Portrait (ci dessus) d’Elodie La Villette réalisé en 1875 par Charles -Théophile Demory (1833-1895) – Huile sur toile 136 x 94 cm
En 1838 Pierre-Victor Jacquier, médecin de l’armée de terre (1799-1881) se marie avec Marie, Louise Le Nézet de Port-Louis. Le couple aura quatre enfants dont deux seulement vécurent ; deux filles, deux peintres.
Le 12 avril 1842 Louise, Madeleine, Élodie, Jacquier voit le jour à Strasbourg, mais ses attaches familiales sont et seront toujours en Bretagne à Lorient.
Les parents d’Élodie avaient une vie occupée par la musique et la peinture ainsi ils donnèrent à leur fille la possibilité de suivre une formation artistique, fait rare pour une jeune fille de cette époque. Élodie s’intéresse d’abord à la peinture, adolescente elle suit les cours de dessin d’un professeur, directeur du musée des beaux-arts de Lorient : Ernest Corroller[a].
[a] (1822-1893) Directeur du musée des beaux-arts de Lorient
Le 12 décembre 1860 à Lorient Élodie Jacquier se marie avec Jules La Rousse -La Villette (né en 1834 dans l’Aube), alors lieutenant au bataillon d’apprentis fusiliers de Lorient.
La situation de son époux, officier d’infanterie, l’amènera à déménager fréquemment, ce qui lui permettra des rencontres utiles à sa formation et à sa carrière, sous l’œil admiratif de son époux. Élodie Jacquier devenue Élodie La Villette suit le parcours classique d’un peintre professionnel, jalonné de récompenses. Où qu’elle se trouve, son sujet favori reste la « marine » souvent exécutée sur de grands formats destinés au Salon, parfois aussi sur de petits formats où la peinture est plus libre et spontanée, rappelant les couchers de soleil normands de Delacroix.
En 1865 naissance de Marie, Marguerite, « Rita » fille unique du couple La Villette (future Rita Strohl, compositrice).
Jules La Villette est prisonnier en Allemagne durant cinq mois en 1870, il apprend le violoncelle.
Élodie expose pour la première fois à Paris des paysages lorientais au salon des « Artistes Français »[b]. Elle y exposera de 1870 à 1914. Elle sera hors concours à partir de 1875 et elle en deviendra sociétaire en 1902.
[b] Ce Salon est un événement parisien organisé par des artistes, pour des artistes.
En 1872, Élodie habite Arras où elle suit les cours de Désiré Dubois[1]
Elle rencontre Jean-Baptiste Corot en 1874.
En 1875, Élodie habite Douai.

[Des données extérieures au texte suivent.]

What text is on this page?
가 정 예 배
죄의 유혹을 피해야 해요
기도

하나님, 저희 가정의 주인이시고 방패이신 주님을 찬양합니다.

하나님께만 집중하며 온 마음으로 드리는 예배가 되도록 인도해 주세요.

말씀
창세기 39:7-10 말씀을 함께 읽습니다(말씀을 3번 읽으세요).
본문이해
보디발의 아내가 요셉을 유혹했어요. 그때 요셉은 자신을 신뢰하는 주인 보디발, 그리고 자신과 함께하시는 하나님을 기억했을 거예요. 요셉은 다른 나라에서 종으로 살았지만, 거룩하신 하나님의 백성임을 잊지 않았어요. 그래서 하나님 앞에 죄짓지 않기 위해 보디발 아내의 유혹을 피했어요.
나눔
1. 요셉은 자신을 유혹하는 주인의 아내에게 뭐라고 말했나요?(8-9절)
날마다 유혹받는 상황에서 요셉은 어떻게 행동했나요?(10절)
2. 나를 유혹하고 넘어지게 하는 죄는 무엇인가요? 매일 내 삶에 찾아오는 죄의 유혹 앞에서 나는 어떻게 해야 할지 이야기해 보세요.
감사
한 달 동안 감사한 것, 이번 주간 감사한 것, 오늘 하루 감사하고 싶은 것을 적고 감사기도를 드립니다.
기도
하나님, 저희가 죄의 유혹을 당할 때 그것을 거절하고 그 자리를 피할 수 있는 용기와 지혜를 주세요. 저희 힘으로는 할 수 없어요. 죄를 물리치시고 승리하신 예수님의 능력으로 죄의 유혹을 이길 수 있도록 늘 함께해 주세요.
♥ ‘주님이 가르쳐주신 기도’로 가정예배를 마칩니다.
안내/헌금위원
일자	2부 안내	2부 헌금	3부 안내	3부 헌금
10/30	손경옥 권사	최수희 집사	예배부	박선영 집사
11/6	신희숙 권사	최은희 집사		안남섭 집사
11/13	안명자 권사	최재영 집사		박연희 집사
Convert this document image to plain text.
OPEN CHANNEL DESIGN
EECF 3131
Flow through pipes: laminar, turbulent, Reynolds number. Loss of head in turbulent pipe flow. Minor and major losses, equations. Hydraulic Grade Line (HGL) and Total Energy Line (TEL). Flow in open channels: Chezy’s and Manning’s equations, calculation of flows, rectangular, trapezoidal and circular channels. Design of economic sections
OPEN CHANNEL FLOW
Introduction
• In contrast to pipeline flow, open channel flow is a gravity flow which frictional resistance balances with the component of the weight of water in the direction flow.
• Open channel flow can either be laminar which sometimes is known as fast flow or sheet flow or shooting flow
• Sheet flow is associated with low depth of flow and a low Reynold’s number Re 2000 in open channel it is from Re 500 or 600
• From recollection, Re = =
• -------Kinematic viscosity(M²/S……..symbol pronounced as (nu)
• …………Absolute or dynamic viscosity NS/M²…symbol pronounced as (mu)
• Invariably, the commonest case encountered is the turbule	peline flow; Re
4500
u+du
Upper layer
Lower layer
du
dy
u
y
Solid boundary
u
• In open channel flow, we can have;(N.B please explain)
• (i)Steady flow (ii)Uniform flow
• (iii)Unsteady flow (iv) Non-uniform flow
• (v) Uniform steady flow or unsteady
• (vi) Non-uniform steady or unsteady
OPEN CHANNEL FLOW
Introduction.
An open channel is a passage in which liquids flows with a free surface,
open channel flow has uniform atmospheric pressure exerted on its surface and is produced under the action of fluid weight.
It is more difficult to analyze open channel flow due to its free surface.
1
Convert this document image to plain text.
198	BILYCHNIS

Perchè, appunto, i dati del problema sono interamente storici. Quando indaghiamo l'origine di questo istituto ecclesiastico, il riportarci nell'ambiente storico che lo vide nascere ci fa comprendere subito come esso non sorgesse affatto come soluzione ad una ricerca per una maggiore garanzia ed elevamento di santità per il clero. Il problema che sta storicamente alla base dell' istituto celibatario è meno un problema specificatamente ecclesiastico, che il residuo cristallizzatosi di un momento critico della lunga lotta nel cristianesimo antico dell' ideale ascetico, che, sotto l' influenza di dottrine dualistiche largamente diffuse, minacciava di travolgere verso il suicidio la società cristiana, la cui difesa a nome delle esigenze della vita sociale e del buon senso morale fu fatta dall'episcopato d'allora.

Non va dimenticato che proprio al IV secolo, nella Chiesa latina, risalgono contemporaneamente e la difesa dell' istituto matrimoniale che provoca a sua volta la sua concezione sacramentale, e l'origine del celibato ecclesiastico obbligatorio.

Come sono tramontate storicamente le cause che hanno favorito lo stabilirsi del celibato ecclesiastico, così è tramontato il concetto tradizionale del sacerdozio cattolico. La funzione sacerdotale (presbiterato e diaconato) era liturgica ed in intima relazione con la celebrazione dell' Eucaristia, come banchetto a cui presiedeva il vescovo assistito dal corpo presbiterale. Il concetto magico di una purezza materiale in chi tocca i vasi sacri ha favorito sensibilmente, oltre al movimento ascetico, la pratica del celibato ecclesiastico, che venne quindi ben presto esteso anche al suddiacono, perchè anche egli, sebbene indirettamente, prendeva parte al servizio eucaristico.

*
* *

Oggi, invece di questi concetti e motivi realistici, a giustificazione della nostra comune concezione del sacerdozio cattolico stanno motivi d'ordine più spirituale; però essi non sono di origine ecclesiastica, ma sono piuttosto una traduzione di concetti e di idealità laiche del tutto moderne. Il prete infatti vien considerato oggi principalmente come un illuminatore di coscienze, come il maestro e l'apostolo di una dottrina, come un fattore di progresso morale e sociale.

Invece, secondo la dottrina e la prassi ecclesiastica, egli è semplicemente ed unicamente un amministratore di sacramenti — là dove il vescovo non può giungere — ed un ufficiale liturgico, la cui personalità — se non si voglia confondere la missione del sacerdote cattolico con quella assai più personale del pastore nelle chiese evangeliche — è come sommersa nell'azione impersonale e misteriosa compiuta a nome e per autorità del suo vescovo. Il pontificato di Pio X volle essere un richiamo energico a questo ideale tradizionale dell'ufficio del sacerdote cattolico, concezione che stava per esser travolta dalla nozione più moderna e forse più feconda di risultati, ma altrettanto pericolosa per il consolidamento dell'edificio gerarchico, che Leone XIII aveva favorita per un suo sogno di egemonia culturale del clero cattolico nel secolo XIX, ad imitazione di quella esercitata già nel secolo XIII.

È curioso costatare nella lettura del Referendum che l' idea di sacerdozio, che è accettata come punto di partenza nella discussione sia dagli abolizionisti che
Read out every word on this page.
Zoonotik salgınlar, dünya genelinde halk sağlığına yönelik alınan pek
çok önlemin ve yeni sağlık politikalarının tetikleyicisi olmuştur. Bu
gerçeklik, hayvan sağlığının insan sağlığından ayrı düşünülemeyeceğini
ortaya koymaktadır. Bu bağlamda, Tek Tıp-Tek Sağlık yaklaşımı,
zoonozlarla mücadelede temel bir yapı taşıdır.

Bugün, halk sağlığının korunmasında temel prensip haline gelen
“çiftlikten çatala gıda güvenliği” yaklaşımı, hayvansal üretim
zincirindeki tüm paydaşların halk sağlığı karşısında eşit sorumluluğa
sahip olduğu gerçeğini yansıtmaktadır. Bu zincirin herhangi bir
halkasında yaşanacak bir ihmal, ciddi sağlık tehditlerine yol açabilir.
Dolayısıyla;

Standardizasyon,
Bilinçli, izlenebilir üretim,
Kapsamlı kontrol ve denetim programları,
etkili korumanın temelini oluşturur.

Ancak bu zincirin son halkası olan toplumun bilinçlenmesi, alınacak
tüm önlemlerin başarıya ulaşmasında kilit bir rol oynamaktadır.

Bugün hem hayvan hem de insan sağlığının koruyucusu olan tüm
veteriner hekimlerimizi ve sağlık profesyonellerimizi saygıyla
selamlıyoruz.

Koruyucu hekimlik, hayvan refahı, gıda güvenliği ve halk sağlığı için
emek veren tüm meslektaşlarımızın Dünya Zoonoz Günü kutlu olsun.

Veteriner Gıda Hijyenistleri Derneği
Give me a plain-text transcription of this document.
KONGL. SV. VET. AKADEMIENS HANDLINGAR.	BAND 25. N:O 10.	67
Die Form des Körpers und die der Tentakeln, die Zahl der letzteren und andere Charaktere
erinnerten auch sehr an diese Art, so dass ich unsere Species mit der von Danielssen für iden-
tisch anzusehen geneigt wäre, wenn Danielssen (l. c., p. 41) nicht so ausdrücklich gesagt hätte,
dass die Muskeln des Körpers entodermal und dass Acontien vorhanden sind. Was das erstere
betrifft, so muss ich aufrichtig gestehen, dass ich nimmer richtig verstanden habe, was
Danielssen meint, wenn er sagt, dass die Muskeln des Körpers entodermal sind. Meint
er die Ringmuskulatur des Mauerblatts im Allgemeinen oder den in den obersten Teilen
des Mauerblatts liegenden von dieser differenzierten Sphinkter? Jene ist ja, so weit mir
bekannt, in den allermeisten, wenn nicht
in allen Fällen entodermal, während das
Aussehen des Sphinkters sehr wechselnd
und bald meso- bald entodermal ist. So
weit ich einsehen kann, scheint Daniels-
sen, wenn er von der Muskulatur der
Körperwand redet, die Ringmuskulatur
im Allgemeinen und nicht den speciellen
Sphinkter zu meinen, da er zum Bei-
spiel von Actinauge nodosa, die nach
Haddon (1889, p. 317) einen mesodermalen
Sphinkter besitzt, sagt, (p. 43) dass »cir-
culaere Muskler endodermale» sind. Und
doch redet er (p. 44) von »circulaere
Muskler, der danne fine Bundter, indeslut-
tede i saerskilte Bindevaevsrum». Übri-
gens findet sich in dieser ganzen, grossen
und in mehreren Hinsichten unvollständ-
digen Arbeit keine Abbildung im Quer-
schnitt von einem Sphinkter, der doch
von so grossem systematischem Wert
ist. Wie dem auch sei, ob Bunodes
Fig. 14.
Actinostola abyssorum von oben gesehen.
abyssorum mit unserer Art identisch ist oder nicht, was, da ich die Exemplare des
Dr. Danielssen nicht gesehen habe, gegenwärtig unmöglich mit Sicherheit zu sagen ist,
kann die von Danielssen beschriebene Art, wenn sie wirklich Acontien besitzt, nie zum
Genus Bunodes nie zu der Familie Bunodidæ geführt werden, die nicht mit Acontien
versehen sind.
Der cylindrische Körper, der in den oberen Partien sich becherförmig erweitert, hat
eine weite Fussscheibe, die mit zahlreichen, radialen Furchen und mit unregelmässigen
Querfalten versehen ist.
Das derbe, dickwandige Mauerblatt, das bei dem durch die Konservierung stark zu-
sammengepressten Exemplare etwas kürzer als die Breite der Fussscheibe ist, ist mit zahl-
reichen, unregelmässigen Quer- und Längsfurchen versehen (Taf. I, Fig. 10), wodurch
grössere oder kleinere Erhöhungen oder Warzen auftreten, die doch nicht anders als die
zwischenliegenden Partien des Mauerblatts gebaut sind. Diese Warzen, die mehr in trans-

Sur sa demande, Charles Demory [2] réalise son portrait. Elle reçoit une médaille de 3ème classe au « Salon de Paris ».
Jules La Villette est nommé chef de bataillon à Lorient en 1876. La même année, le tableau d’ Elodie « Grève du Lohic et l’île des Souris près de Lorient » est acquis par l’Etat pour le musée du Luxembourg [3] . Elle expose ses œuvres non seulement à Paris, mais également en province et à l’étranger.
En 1878 Jules La Villette devient commandant des forts de la ceinture de Paris.
Élodie participe à la création de « l’Union des femmes-peintres et sculpteurs » , elle en sera vice-présidente sous la présidence d’Hélène Bertaux [4] en 1881. L’UFPS a lutté pour les droits des femmes artistes et a créé un salon annuel réputé dès 1882 auquel les 2 sœurs ont participé de 1882 à 1916.
Le musée de Morlaix lui achète un tableau en 1886.
- Artiste peintre paysagiste (1817-1889)
- Artiste peintre, paysagiste et portraitiste, il devient ensuite professeur à l’École académique d’Arras (1833-1895)
- Aujourd’hui au musée d’Orsay
- Sculptrice (1925-1909
Le couple jette son dévolu sur le petit port de Portivy en Saint-Pierre Quiberon et y font l’acquisition d’une maison – Ker Jul qui deviendra Ker Saint Pierre – sur le port même en 1887. Dans cette maison, Élodie installe son atelier dans un appentis en bois. Devant la maison et l’atelier, un jardinet plein de roses et d’hortensias bleus. La famille possédait bien à Lorient, rue de l’Amiral Courbet, un logis empli de beaux meubles et d’objets d’art, mais ils n’y séjournaient guère que quelques jours par an, à l’époque du nouvel An.
Ils lui préféraient leur maison de Portivy peu confortable et modestement meublée.
Les visiteurs à la belle saison défilent : des écrivains comme Romain Rolland, Charles Vildrac, des musiciens mais surtout des peintres, en particulier Alcide Le Beau, cousin d’Élodie, Léon Bellemont, Maxime Maufra qui fera le portrait de Jules et surtout Henry Moret qui a travaillé lui aussi chez Ernest Corroller.
Élodie aura sous ses yeux constamment la mer qu’elle peint inlassablement par tous les temps, suivie par une jeune fille du pays Marie Lescoët [c] qui porte son chevalet et sa palette.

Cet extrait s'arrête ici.